Brand -> Product range -> Model
not Brand –> Brand -> Product range or Model

It is Mercedes-Benz (brand) -> EQ (range) -> Model
and not ‘Model by Range’ as the Mercedes-Benz Me Lifestyle magazine wants the reader to believe.

So what could Mercedes-Benz have done differently? There would have been two ways to transition the company Mercedes-Benz into the new category or electric.

 

1. Conquer and Switch
The  Geely Holding /  Volvo Corporation strategy. The company repurposed the Polestar brand for just electric cars to compete (conquer) in the electric car segment, while Volvo can switch to electric at its own pace.  For the Mercedes-Benz Company, a new brand (not EQ!) would take on electric while Mercedes-Benz could transition at its own pace.

 

2. Fix the portfolio outside-in and Switch
Let’s face it; the current portfolio is a complete mess with cars inside and outside classes (ranges).
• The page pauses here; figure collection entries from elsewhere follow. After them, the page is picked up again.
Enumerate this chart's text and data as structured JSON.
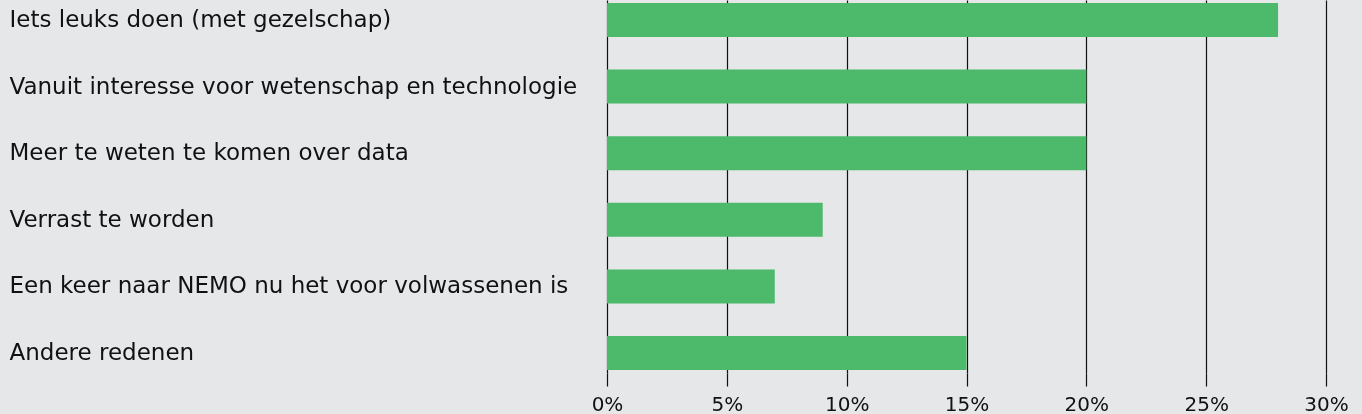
{
  "chart_data": {
    "type": "bar",
    "orientation": "horizontal",
    "categories": [
      "Iets leuks doen (met gezelschap)",
      "Vanuit interesse voor wetenschap en technologie",
      "Meer te weten te komen over data",
      "Verrast te worden",
      "Een keer naar NEMO nu het voor volwassenen is",
      "Andere redenen"
    ],
    "values": [
      28,
      20,
      20,
      9,
      7,
      15
    ],
    "color": "#4cb96b",
    "xlim": [
      0,
      30
    ],
    "xticks": [
      {
        "value": 0,
        "label": "0%"
      },
      {
        "value": 5,
        "label": "5%"
      },
      {
        "value": 10,
        "label": "10%"
      },
      {
        "value": 15,
        "label": "15%"
      },
      {
        "value": 20,
        "label": "20%"
      },
      {
        "value": 25,
        "label": "25%"
      },
      {
        "value": 30,
        "label": "30%"
      }
    ],
    "grid": "x"
  }
}
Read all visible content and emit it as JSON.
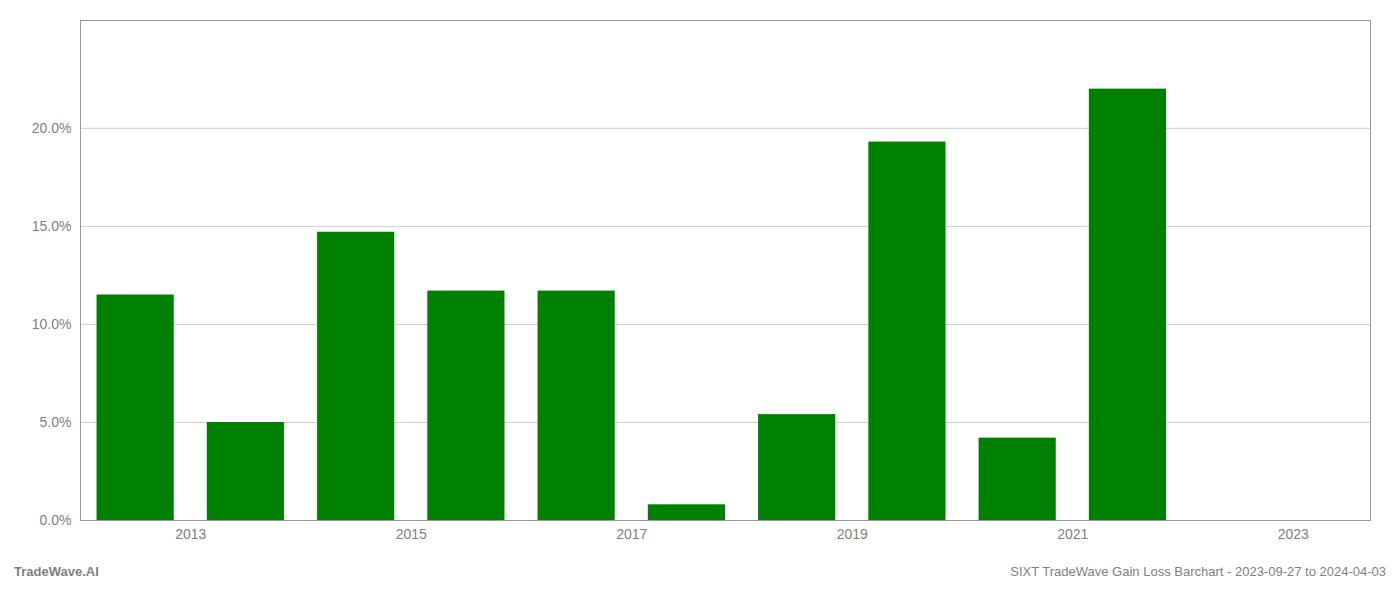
{
  "chart_data": {
    "type": "bar",
    "x": [
      2013,
      2014,
      2015,
      2016,
      2017,
      2018,
      2019,
      2020,
      2021,
      2022,
      2023
    ],
    "values": [
      0.115,
      0.05,
      0.147,
      0.117,
      0.117,
      0.008,
      0.054,
      0.193,
      0.042,
      0.22,
      null
    ],
    "color": "#008000",
    "xlim": [
      2012.5,
      2024.2
    ],
    "xticks": [
      {
        "value": 2013.5,
        "label": "2013"
      },
      {
        "value": 2015.5,
        "label": "2015"
      },
      {
        "value": 2017.5,
        "label": "2017"
      },
      {
        "value": 2019.5,
        "label": "2019"
      },
      {
        "value": 2021.5,
        "label": "2021"
      },
      {
        "value": 2023.5,
        "label": "2023"
      }
    ],
    "ylim": [
      0,
      0.255
    ],
    "yticks": [
      {
        "value": 0.0,
        "label": "0.0%"
      },
      {
        "value": 0.05,
        "label": "5.0%"
      },
      {
        "value": 0.1,
        "label": "10.0%"
      },
      {
        "value": 0.15,
        "label": "15.0%"
      },
      {
        "value": 0.2,
        "label": "20.0%"
      }
    ],
    "grid": true,
    "annotations": [
      "TradeWave.AI",
      "SIXT TradeWave Gain Loss Barchart - 2023-09-27 to 2024-04-03"
    ]
  }
}
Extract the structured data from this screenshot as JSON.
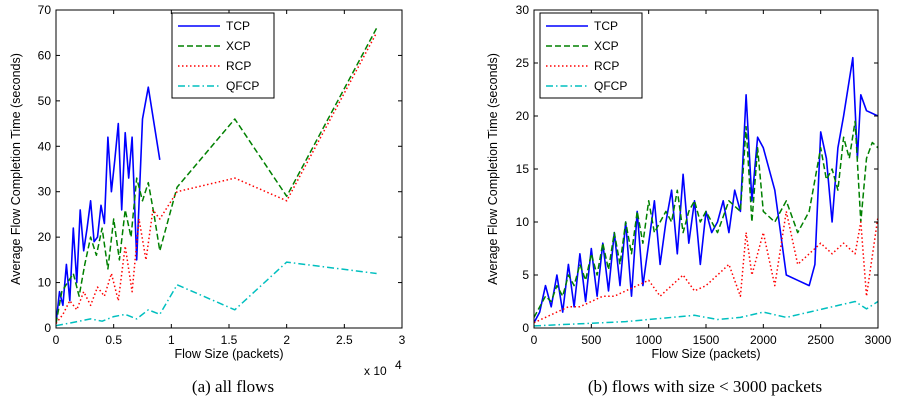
{
  "chart_data": [
    {
      "type": "line",
      "caption": "(a) all flows",
      "xlabel": "Flow Size (packets)",
      "ylabel": "Average Flow Completion Time (seconds)",
      "xlim": [
        0,
        30000
      ],
      "ylim": [
        0,
        70
      ],
      "x_ticks": [
        0,
        0.5,
        1,
        1.5,
        2,
        2.5,
        3
      ],
      "y_ticks": [
        0,
        10,
        20,
        30,
        40,
        50,
        60,
        70
      ],
      "x_exponent_label": "x 10",
      "x_exponent_power": "4",
      "grid": false,
      "legend_position": "top-center",
      "series": [
        {
          "name": "TCP",
          "color": "#0000ff",
          "dash": "solid",
          "x": [
            0,
            300,
            600,
            900,
            1200,
            1500,
            1800,
            2100,
            2400,
            2700,
            3000,
            3300,
            3600,
            3900,
            4200,
            4500,
            4800,
            5100,
            5400,
            5700,
            6000,
            6300,
            6600,
            7000,
            7500,
            8000,
            9000
          ],
          "y": [
            1,
            8,
            5,
            14,
            6,
            22,
            10,
            26,
            17,
            22,
            28,
            19,
            20,
            27,
            23,
            42,
            30,
            37,
            45,
            26,
            43,
            33,
            42,
            15,
            46,
            53,
            37
          ]
        },
        {
          "name": "XCP",
          "color": "#008000",
          "dash": "dashed",
          "x": [
            0,
            500,
            1000,
            1500,
            2000,
            2500,
            3000,
            3500,
            4000,
            4500,
            5000,
            5500,
            6000,
            6500,
            7000,
            7500,
            8000,
            8500,
            9000,
            10500,
            15500,
            20000,
            27800
          ],
          "y": [
            1,
            8,
            10,
            12,
            7,
            14,
            20,
            16,
            22,
            13,
            24,
            15,
            26,
            20,
            33,
            28,
            32,
            25,
            17,
            31,
            46,
            29,
            66
          ]
        },
        {
          "name": "RCP",
          "color": "#ff0000",
          "dash": "dotted",
          "x": [
            0,
            600,
            1200,
            1800,
            2400,
            3000,
            3600,
            4200,
            4800,
            5400,
            6000,
            6600,
            7200,
            7800,
            8400,
            9000,
            10500,
            15500,
            20000,
            27800
          ],
          "y": [
            1,
            3,
            6,
            4,
            8,
            5,
            9,
            7,
            12,
            6,
            18,
            8,
            24,
            15,
            26,
            24,
            30,
            33,
            28,
            65
          ]
        },
        {
          "name": "QFCP",
          "color": "#00bfbf",
          "dash": "dashdot",
          "x": [
            0,
            1000,
            2000,
            3000,
            4000,
            5000,
            6000,
            7000,
            8000,
            9000,
            10500,
            15500,
            20000,
            27800
          ],
          "y": [
            0.5,
            1,
            1.5,
            2,
            1.5,
            2.5,
            3,
            2,
            4,
            3,
            9.5,
            4,
            14.5,
            12
          ]
        }
      ]
    },
    {
      "type": "line",
      "caption": "(b) flows with size < 3000 packets",
      "xlabel": "Flow Size (packets)",
      "ylabel": "Average Flow Completion Time (seconds)",
      "xlim": [
        0,
        3000
      ],
      "ylim": [
        0,
        30
      ],
      "x_ticks": [
        0,
        500,
        1000,
        1500,
        2000,
        2500,
        3000
      ],
      "y_ticks": [
        0,
        5,
        10,
        15,
        20,
        25,
        30
      ],
      "grid": false,
      "legend_position": "top-left",
      "series": [
        {
          "name": "TCP",
          "color": "#0000ff",
          "dash": "solid",
          "x": [
            0,
            50,
            100,
            150,
            200,
            250,
            300,
            350,
            400,
            450,
            500,
            550,
            600,
            650,
            700,
            750,
            800,
            850,
            900,
            950,
            1000,
            1050,
            1100,
            1150,
            1200,
            1250,
            1300,
            1350,
            1400,
            1450,
            1500,
            1550,
            1600,
            1650,
            1700,
            1750,
            1800,
            1850,
            1900,
            1950,
            2000,
            2100,
            2200,
            2300,
            2400,
            2450,
            2500,
            2550,
            2600,
            2650,
            2700,
            2780,
            2820,
            2850,
            2900,
            3000
          ],
          "y": [
            0.5,
            1.5,
            4,
            2,
            5,
            1.5,
            6,
            2,
            7,
            2.5,
            7.5,
            3,
            8,
            3.5,
            9,
            4,
            10,
            3,
            11,
            4,
            8,
            12,
            6,
            10,
            13,
            7,
            14.5,
            8,
            12,
            6,
            11,
            9,
            10,
            12,
            9,
            13,
            11,
            22,
            12,
            18,
            17,
            13,
            5,
            4.5,
            4,
            6,
            18.5,
            16,
            10,
            17,
            20,
            25.5,
            16,
            22,
            20.5,
            20
          ]
        },
        {
          "name": "XCP",
          "color": "#008000",
          "dash": "dashed",
          "x": [
            0,
            50,
            100,
            150,
            200,
            250,
            300,
            350,
            400,
            450,
            500,
            550,
            600,
            650,
            700,
            750,
            800,
            850,
            900,
            950,
            1000,
            1050,
            1100,
            1150,
            1200,
            1250,
            1300,
            1350,
            1400,
            1450,
            1500,
            1600,
            1700,
            1800,
            1850,
            1900,
            1950,
            2000,
            2100,
            2200,
            2300,
            2400,
            2500,
            2550,
            2600,
            2650,
            2700,
            2750,
            2800,
            2850,
            2900,
            2950,
            3000
          ],
          "y": [
            1,
            2,
            3,
            2.5,
            4,
            3,
            5,
            4,
            6,
            4.5,
            7,
            5,
            8,
            5.5,
            9,
            6,
            10,
            7,
            11,
            8,
            12,
            9,
            10,
            11,
            10,
            13,
            9,
            11,
            12,
            10,
            11,
            9,
            12,
            11,
            19,
            10,
            17,
            11,
            10,
            12,
            9,
            11,
            17,
            14,
            15,
            13,
            18,
            16,
            19.5,
            10,
            16,
            17.5,
            17
          ]
        },
        {
          "name": "RCP",
          "color": "#ff0000",
          "dash": "dotted",
          "x": [
            0,
            100,
            200,
            300,
            400,
            500,
            600,
            700,
            800,
            900,
            1000,
            1100,
            1200,
            1300,
            1400,
            1500,
            1600,
            1700,
            1800,
            1850,
            1900,
            2000,
            2100,
            2200,
            2300,
            2400,
            2500,
            2600,
            2700,
            2800,
            2850,
            2900,
            3000
          ],
          "y": [
            0.5,
            1,
            1.5,
            2,
            2,
            2.5,
            3,
            3,
            3.5,
            4,
            4.5,
            3,
            4,
            5,
            3.5,
            4,
            5,
            6,
            3,
            9,
            5,
            9,
            4,
            11,
            6,
            7,
            8,
            7,
            8,
            7,
            10,
            3,
            10.5
          ]
        },
        {
          "name": "QFCP",
          "color": "#00bfbf",
          "dash": "dashdot",
          "x": [
            0,
            200,
            400,
            600,
            800,
            1000,
            1200,
            1400,
            1600,
            1800,
            2000,
            2200,
            2400,
            2600,
            2800,
            2900,
            3000
          ],
          "y": [
            0.2,
            0.3,
            0.4,
            0.5,
            0.6,
            0.8,
            1,
            1.2,
            0.8,
            1,
            1.5,
            1,
            1.5,
            2,
            2.5,
            1.8,
            2.5
          ]
        }
      ]
    }
  ]
}
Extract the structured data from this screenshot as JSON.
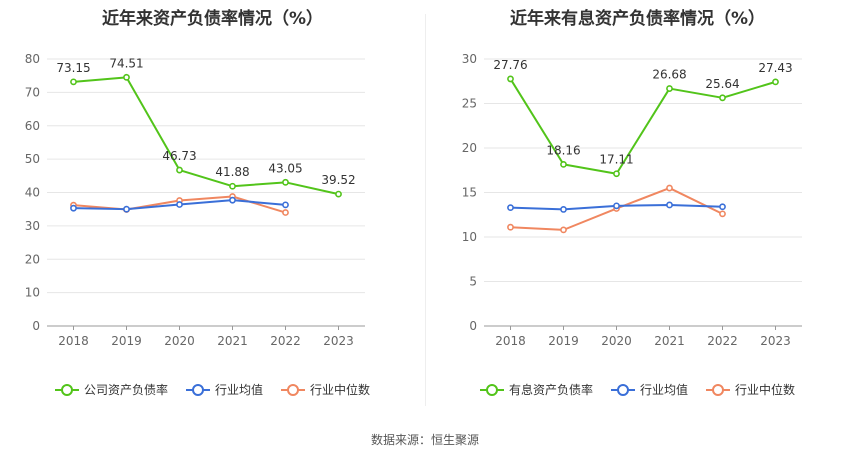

This does not help navigate the portfolio and  does not help buyers  relate or understand the order in the portfolio.

Mercedes-Benz should first create ranges that make sense to the buyer or already have meaning, like the A, B, C, G, M, S and V class ranges.  Then slot all cars inside the ranges. No exceptions.

The GLB would move into the G class, and so would the electric EQB. To create clarity, the car model would be renamed GLB EQ.

Then the brand can Switch at its own pace into electric, eventually letting go of all the gasoline models.

Inside-out portfolio

 

Outside-in portfolio

Mercedes-Benz in executing a Switch strategy without clarifying the portfolio to buyers. At this stage option 2 is  the  route to go. Does it come without risk?  Not at all.  It is all about the ‘old’ gasoline car brands versus the ‘new’ electric car brands in a category shift. To compete in electric,  Mercedes-Benz will need to be more convincing in the buyer’s mind than the perceived leader in electric.  This means that when a consumer is in the market for an electric luxury SUV, the Tesla Model X has the leadership perception in terms of the technology over the Mercedes-Benz EQC. Internally there will be a division between those who work on the cool new models and those who need to maintain the old – till the last old gasoline car is sold.

Generally the Conquer strategy is the safest and cleanest route to execute company transition into electric.  The Switch strategy involves  perception risks and can be complicated to execute internally.